Sundance Growth Raises a Quick $125 Million for Debut Fund
Early support from investor Accolade Partners helped swiftly drive the private-equity firm’s debut software investment fund to its upper limit
Sundance Growth, a software-focused investment firm founded by former Accel-KKR dealmaker Christian Stewart, has hit a $125 million upper limit for its debut fund in one of the more difficult private-equity fundraising markets in recent memory.
“We lucked out in having a strategy and a background that appeals to a lot of [investors],” said Stewart, who founded Sundance after around eight years on the growth-investment team at software-focused firm Accel-KKR.
The Fund
Sundance Growth Fund I reached a final closing in well under six months and benefited earlier this year from support by Accolade Partners, a fund-of-funds manager that also was an early investor in Accel-KKR’s funds. Accolade, which invests in first- and second-time funds of venture and growth firms, was won over by the combination of Stewart’s hustle and the track record he built at Accel-KKR, according to Atul Rustgi, a managing partner at Accolade.
“They are arguably one of the best—if not the best—firms in software private equity,” Rustgi said of Menlo Park, Calif.-based Accel-KKR. “They‘re a great training ground.”

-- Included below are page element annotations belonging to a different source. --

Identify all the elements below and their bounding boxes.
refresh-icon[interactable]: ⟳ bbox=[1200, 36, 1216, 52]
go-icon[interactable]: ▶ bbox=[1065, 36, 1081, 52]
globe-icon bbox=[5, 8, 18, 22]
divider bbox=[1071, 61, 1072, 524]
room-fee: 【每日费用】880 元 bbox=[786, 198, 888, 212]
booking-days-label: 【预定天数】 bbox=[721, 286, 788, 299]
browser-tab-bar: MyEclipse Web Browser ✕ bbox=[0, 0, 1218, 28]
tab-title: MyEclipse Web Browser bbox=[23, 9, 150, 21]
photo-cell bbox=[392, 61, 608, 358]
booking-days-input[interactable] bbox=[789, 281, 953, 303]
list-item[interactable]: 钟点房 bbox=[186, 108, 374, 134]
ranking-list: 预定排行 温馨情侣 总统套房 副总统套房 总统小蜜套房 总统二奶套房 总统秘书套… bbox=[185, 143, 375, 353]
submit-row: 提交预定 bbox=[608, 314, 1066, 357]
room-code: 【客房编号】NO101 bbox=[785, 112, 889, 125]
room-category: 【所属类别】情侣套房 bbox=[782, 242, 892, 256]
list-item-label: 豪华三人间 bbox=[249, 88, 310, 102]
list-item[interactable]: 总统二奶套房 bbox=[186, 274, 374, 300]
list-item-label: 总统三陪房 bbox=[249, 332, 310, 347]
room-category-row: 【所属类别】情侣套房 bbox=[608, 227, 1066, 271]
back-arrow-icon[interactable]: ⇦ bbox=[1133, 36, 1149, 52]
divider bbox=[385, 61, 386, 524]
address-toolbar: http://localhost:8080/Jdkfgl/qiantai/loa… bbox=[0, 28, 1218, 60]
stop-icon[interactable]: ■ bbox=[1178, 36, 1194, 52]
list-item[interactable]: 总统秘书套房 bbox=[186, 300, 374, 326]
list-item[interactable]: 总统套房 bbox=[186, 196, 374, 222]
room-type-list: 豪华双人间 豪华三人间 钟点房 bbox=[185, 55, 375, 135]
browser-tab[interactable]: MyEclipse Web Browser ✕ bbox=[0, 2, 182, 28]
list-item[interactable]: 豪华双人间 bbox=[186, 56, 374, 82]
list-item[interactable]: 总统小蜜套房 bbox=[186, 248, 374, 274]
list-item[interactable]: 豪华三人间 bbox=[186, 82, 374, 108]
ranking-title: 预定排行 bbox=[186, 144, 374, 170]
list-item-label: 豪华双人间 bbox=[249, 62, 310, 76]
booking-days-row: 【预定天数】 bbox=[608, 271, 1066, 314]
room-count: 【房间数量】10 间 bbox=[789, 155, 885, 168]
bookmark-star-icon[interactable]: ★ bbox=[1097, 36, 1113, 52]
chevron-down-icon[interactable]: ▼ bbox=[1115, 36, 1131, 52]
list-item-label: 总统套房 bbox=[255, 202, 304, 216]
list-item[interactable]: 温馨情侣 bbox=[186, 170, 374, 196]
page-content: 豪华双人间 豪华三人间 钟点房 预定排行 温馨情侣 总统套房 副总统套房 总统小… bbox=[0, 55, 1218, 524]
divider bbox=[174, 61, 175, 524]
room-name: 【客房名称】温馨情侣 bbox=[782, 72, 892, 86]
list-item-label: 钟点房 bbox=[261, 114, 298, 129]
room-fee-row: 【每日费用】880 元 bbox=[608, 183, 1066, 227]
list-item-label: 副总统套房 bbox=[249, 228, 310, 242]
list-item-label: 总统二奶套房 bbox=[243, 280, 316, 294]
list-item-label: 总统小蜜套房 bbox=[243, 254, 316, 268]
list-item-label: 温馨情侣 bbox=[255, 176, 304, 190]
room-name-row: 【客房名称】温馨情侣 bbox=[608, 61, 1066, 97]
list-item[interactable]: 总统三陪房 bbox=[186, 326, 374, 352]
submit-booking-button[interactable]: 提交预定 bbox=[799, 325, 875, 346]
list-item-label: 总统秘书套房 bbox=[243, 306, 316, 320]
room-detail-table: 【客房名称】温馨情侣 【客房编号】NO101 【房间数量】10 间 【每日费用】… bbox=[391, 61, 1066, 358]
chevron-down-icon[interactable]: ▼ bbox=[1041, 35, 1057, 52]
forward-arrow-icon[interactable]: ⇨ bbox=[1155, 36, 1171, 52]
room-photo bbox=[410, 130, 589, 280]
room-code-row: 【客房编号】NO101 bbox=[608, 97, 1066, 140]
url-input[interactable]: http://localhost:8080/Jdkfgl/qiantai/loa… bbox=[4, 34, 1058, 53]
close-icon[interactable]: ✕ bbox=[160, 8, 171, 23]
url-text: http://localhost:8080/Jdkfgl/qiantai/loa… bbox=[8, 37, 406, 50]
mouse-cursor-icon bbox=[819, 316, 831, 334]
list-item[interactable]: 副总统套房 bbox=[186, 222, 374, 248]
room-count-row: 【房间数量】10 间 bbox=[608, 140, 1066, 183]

Washington-based Accolade’s commitment as well as work by placement agent Pacenote Capital helped Sundance quickly garner additional investor capital, pushing its fund past a $100 million target, according to Stewart. In addition to Accolade, the debut fund has attracted capital from eight other institutional investors, including endowments, foundations and a firm that operates as an outsourced chief investment office, he added.
Stewart has recruited Sean Cooley, formerly with Kayne Anderson Capital Advisors, as a vice president at Sundance and Trey Jackson, a recent graduate of Brigham Young University, as an analyst. He said the firm also plans to add an experienced associate as well as an operating executive.
The Strategy
Sundance targets investments in growing business-to-business software companies with $3 million to $10 million in annual recurring revenue.
“Those companies really don’t have a home today,” Stewart said. “They’re not venture. They’re not traditional growth, because they’re not growing fast enough, and they’re not private equity, because private-equity firms don’t want to take on the [cash] burn.”
Sundance typically makes minority investments, but over time can expand its stakes in certain companies it backs to majority positions, Stewart said. It aims to help the companies it backs grow to a point where they become attractive takeover targets for strategic buyers or other private-equity firms at higher valuations than they would currently attract, he added.
The firm plans to invest in about six companies and is far along in the process with two potential deals, Stewart said.
The strategy resonated with investors beyond Accolade, said Sam Cannon, managing partner at Pacenote Capital, which worked with Sundance to find investors for the fund.
“Christian’s discipline around fund size and desire for a concentrated portfolio is a breath of fresh air for [investors] who too often see [firms] maximizing fund size and thus being forced to do either larger deals or more deals, or worse yet, both,” Cannon said.
The Context
Sundance Growth raised its debut fund at a particularly challenging moment for first-time fund managers, as more cash-strapped investors concentrate their commitments with established firms.
Last year, U.S. firms closed at least 46 first-time private-equity, growth investment and turnaround funds, raising $9.2 billion—but that was down from 121 such funds that closed on $21.5 billion in 2023, WSJ Pro Private Equity reported earlier this year, citing data from research-provider PitchBook Data.
However, Rustgi said investors like Accolade favor first and second funds as they often generate strong returns.
“Our entry point is usually a fund one or fund two,” he said. “They’re hustling harder and they’ve got a chip on their shoulder to make sure every deal is perfect.”